Des manifestations de masse sont attendues dimanche en Egypte pour
réclamer la démission ou au contraire défendre le président islamiste
Mohamed Morsi, confronté à une grave épreuve de force pour le premier
anniversaire de son arrivée au pouvoir.
L’armée a indiqué s’être déployée dans les divers gouvernorats pour
renforcer la protection des installations vitales, et se poser en
garante de la stabilité du pays en cas de troubles graves.
Plusieurs défilés doivent converger en fin d’après-midi vers le palais
présidentiel dans le quartier d’Héliopolis, en périphérie du Caire, pour
demander le départ du chef de l’Etat, accusé par l’opposition de
gouverner au seul profit des Frères musulmans, la confrérie dont il est
issu.
Les islamistes ont prévu quant à eux la poursuite de rassemblements
entamés depuis plusieurs jours à Nasr City, un faubourg de la capitale,
pour défendre la "légitimité" du président. Le Parti de la liberté et de
la justice, émanation des Frères musulmans, a appelé samedi à une
"mobilisation générale" pour M. Morsi.
Des manifestations sont également attendues en province, où des heurts
entre adversaires et partisans du chef de l’Etat ont fait huit morts,
dont un Américain, ces derniers jours.
Des affiches appelant à se joindre aux rassemblements contre le
président Morsi sont collées sur les murs du Caire, ou sur les vitres
des voitures. Des graffitis avec la date du "30 Juin" sont également
apparus dans les rues.
Cette crise traduit, près de deux ans et demi après la chute du régime
de Hosni Moubarak, la persistance de clivages profonds et d’un climat de
crise dans le plus peuplé des pays arabes (plus de 80 millions
d’habitants), qui pèsent également lourdement son économie.
Les adversaires de M. Morsi dénoncent une dérive autoritaire du pouvoir
destinée à instaurer un régime idéologiquement et politiquement dominé
par les islamistes, ainsi que son incapacité à relancer l’économie.
Ses partisans en revanche soulignent qu’il puise sa légitimité dans la
première élection présidentielle libre de l’histoire de l’Egypte et
accusent l’opposition laïque de vouloir un "coup d’Etat".
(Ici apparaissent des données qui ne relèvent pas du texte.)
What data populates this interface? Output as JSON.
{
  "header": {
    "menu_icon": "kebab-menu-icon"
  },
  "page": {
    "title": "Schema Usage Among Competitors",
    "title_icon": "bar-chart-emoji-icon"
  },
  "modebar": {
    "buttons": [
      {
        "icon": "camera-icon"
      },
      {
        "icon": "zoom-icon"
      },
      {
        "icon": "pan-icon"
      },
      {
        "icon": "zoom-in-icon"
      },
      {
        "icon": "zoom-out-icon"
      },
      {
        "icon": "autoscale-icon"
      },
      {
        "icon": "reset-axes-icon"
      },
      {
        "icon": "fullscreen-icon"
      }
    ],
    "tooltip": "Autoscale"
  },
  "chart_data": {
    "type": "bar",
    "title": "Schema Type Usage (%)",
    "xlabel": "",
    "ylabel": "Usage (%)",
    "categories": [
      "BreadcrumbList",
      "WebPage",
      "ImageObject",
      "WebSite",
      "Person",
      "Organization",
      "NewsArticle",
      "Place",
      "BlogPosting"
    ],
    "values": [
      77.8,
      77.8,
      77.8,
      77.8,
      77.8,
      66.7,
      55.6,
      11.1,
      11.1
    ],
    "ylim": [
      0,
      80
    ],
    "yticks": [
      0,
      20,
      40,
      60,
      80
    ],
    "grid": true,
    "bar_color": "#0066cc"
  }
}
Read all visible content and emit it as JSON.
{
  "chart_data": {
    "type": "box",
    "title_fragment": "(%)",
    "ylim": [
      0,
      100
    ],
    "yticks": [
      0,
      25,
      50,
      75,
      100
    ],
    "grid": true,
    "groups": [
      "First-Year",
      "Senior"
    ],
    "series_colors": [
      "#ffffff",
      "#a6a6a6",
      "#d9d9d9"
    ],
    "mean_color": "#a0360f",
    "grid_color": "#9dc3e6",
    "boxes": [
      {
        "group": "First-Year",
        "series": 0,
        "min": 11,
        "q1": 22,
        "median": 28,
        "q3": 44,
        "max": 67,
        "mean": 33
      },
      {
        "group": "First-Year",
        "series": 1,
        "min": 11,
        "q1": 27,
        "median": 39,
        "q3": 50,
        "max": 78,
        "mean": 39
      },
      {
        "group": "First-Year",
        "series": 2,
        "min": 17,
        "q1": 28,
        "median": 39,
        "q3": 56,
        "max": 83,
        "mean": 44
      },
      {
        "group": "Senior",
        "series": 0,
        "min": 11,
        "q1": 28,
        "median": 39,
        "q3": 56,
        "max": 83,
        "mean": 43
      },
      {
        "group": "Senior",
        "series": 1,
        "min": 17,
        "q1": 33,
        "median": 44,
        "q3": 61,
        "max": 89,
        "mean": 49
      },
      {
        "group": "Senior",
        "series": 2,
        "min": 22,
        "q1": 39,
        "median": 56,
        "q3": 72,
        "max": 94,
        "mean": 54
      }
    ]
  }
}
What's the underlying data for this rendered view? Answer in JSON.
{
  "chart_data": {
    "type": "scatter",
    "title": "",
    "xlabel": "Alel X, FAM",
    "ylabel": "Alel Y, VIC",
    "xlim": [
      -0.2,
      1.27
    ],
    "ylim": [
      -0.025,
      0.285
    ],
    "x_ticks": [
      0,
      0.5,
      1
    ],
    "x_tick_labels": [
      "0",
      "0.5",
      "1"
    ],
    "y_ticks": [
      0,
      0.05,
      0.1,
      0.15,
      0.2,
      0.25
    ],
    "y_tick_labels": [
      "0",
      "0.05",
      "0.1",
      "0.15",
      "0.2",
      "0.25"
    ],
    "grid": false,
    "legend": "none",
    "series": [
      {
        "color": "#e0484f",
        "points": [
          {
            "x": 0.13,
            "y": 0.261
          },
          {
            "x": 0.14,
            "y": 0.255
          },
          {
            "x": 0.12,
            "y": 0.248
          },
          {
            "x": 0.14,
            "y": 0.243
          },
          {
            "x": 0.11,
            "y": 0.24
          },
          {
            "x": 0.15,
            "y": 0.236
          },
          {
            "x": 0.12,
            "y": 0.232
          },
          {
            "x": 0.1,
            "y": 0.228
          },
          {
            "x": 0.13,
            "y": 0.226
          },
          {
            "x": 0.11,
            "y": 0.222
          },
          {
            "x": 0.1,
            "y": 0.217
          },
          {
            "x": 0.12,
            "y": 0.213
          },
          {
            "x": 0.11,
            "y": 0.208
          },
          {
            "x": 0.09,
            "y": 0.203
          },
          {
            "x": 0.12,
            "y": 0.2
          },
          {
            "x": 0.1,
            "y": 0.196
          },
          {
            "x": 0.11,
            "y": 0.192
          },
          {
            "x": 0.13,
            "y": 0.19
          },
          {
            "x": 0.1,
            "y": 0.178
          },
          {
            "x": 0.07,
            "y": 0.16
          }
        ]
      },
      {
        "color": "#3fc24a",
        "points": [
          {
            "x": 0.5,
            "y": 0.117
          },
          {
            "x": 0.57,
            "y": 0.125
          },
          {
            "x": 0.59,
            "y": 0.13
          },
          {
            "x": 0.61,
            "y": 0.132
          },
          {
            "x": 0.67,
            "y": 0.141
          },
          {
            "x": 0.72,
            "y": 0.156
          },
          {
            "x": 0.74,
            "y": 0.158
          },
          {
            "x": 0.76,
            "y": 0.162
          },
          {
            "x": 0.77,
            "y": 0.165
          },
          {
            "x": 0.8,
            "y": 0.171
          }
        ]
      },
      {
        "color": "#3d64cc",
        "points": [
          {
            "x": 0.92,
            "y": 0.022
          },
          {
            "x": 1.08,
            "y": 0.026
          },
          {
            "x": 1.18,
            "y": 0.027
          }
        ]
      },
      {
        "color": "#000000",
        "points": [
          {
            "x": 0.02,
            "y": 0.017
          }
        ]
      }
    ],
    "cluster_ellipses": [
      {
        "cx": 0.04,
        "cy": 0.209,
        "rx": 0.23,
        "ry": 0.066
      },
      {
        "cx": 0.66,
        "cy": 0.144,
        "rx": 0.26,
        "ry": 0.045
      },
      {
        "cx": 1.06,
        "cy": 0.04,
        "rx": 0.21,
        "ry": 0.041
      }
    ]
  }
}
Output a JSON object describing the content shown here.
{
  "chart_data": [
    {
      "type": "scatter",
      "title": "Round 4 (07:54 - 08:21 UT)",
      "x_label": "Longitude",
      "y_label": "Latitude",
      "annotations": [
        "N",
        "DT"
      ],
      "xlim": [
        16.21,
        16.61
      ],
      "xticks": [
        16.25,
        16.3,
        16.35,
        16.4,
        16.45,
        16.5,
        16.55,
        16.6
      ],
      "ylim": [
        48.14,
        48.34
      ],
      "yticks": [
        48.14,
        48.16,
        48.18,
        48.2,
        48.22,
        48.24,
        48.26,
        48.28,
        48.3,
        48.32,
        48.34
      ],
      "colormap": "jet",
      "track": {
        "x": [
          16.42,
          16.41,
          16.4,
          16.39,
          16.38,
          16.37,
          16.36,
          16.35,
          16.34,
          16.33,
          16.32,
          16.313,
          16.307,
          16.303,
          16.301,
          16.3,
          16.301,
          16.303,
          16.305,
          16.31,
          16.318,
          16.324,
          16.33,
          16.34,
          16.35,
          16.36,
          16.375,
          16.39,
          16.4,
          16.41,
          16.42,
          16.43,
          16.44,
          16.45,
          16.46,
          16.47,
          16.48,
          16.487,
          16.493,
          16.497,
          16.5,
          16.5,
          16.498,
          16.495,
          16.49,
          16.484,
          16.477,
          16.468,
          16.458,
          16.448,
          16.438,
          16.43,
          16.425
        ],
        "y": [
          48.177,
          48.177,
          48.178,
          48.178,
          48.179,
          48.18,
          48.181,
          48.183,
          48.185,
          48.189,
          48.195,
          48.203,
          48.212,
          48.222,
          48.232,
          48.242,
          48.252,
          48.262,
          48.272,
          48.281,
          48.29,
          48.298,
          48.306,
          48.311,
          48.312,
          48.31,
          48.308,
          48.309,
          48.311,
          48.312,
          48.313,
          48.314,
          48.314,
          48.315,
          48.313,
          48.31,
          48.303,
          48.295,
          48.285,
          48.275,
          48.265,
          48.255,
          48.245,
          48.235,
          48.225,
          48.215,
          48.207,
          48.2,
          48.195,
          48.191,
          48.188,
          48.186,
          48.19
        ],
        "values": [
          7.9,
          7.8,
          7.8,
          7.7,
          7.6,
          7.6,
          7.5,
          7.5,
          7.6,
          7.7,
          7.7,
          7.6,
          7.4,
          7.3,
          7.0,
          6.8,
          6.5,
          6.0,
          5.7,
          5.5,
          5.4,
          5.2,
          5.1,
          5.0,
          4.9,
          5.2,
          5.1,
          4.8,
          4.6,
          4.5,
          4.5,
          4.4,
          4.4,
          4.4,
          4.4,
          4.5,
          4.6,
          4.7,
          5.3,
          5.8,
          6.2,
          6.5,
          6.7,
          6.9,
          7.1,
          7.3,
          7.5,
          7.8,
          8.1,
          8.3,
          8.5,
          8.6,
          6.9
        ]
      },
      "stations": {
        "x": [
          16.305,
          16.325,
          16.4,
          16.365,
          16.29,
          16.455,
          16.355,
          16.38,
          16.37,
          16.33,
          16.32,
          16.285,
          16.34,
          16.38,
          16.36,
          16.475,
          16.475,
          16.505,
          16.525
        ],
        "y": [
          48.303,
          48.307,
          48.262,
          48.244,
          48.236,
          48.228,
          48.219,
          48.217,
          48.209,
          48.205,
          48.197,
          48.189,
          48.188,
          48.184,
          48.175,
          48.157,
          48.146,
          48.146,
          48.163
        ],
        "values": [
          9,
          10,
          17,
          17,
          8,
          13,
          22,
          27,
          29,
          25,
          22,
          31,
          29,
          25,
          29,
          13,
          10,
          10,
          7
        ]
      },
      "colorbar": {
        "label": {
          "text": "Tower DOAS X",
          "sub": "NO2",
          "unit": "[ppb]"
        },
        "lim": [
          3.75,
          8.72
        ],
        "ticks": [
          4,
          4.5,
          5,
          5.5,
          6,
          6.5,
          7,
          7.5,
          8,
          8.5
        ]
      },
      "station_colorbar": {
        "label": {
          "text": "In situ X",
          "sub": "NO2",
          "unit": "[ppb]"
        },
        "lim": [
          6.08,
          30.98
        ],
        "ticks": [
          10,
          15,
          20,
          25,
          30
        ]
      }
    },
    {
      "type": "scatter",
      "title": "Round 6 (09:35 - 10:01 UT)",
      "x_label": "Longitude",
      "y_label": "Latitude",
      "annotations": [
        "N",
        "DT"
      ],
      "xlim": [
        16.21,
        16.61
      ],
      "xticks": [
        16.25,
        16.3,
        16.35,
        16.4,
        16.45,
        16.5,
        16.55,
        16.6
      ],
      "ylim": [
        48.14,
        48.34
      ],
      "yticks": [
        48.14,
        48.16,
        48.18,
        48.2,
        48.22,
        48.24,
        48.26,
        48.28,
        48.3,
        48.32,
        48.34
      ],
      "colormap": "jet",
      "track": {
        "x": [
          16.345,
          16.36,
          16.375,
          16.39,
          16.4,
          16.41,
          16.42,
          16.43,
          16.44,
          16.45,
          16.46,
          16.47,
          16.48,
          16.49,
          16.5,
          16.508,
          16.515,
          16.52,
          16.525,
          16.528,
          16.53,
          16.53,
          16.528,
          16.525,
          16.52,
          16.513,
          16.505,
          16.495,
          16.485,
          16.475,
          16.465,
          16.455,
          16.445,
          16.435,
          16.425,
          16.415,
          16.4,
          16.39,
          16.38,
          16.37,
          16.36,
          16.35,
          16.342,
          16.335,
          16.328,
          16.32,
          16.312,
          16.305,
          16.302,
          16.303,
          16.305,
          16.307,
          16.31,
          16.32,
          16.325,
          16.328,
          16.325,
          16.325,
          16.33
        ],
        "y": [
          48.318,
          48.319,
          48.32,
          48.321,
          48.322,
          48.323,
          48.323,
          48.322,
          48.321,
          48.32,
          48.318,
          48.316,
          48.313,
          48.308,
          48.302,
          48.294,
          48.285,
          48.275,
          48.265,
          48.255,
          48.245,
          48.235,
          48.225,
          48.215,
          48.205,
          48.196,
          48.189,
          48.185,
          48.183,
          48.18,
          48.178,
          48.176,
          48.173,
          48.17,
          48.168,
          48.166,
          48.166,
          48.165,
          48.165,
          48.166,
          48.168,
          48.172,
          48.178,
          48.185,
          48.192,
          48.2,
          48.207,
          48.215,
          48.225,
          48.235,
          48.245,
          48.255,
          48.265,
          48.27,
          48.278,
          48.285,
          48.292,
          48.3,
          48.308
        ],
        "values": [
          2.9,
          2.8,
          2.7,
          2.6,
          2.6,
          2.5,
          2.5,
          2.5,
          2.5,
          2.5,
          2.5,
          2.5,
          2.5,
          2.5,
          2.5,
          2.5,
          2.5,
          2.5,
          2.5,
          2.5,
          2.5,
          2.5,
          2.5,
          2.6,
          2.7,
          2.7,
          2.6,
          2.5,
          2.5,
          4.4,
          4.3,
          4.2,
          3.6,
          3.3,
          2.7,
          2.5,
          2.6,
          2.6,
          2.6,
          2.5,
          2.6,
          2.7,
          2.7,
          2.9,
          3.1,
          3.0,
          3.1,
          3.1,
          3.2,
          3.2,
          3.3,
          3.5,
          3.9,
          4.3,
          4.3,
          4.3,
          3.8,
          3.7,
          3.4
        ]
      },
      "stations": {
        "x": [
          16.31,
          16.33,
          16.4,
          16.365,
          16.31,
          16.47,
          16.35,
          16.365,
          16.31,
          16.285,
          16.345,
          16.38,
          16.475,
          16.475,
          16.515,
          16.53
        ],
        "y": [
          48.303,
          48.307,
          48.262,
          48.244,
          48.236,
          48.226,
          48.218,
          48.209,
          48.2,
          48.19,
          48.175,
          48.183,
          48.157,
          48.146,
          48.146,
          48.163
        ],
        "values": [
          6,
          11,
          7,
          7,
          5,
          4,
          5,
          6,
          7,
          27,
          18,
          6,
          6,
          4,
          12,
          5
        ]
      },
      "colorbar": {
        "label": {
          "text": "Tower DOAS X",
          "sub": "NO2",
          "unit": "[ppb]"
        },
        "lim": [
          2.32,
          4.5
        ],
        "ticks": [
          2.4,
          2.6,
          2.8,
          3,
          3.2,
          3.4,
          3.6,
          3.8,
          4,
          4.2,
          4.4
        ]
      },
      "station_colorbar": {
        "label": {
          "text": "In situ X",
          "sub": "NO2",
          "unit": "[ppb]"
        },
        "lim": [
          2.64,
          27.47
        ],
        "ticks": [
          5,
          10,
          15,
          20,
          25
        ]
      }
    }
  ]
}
Les appels à manifester contre le président égyptien ont été lancés par
un mouvement, Tamarrod (rébellion en arabe), qui a revendiqué quelque 22
millions de signatures réclamant son départ et l’organisation d’une
présidentielle anticipée, soit plus que le nombre d’électeurs de
M. Morsi en 2012 (13,23 millions).
Mohamed El Baradei, l’une des figures de l’opposition, a appelé samedi
M. Morsi à "écouter le peuple" et à laisser se tenir une présidentielle
anticipée.
Le camp présidentiel met néanmoins en avant que cette pétition n’a pas
de valeur constitutionnelle, alors que M. Morsi affirme vouloir rester
jusqu’à l’échéance de son mandat, en juin 2016.
Le président américain Barack Obama a depuis Pretoria exprimé son
"inquiétude" face à la crise en Egypte et appelé M. Morsi et
l’opposition à engager un dialogue "plus constructif".
Craignant des dérapages violents, le département d’Etat a annoncé le
départ d’une partie de son personnel diplomatique et conseillé aux
Américains de différer tout voyage non-indispensable en Egypte.
Plusieurs pays, dont la France et la Grande-Bretagne, ont diffusé des
consignes de prudence à leurs ressortissants, leur recommandant d’éviter
les rassemblements ou de limiter leurs déplacements.
Certaines compagnies étrangères ont demandé à leurs salariés expatriés ou leurs familles de partir.
La crainte d’une aggravation de la crise provoque en outre depuis
plusieurs jours une ruée des automobilistes sur les stations service, et
pousse de nombreux Egyptiens à faire des provisions.
Samedi, plusieurs parlementaires de la chambre haute (Choura), de
tendance laïque, ont démissionné pour afficher leur soutien aux
manifestations anti-Morsi.
L’opposition a refusé l’appel au dialogue, jugé de "pure façade", lancé
cette semaine par M. Morsi pour qui la polarisation extrême du pays
pourrait conduire au "chaos".
La première année au pouvoir du premier président civil et islamiste
d’Egypte a déjà été marquée par plusieurs crises, en particulier fin
2012 lors de la rédaction et l’adoption par référendum d’une nouvelle
constitution soutenue par les islamistes.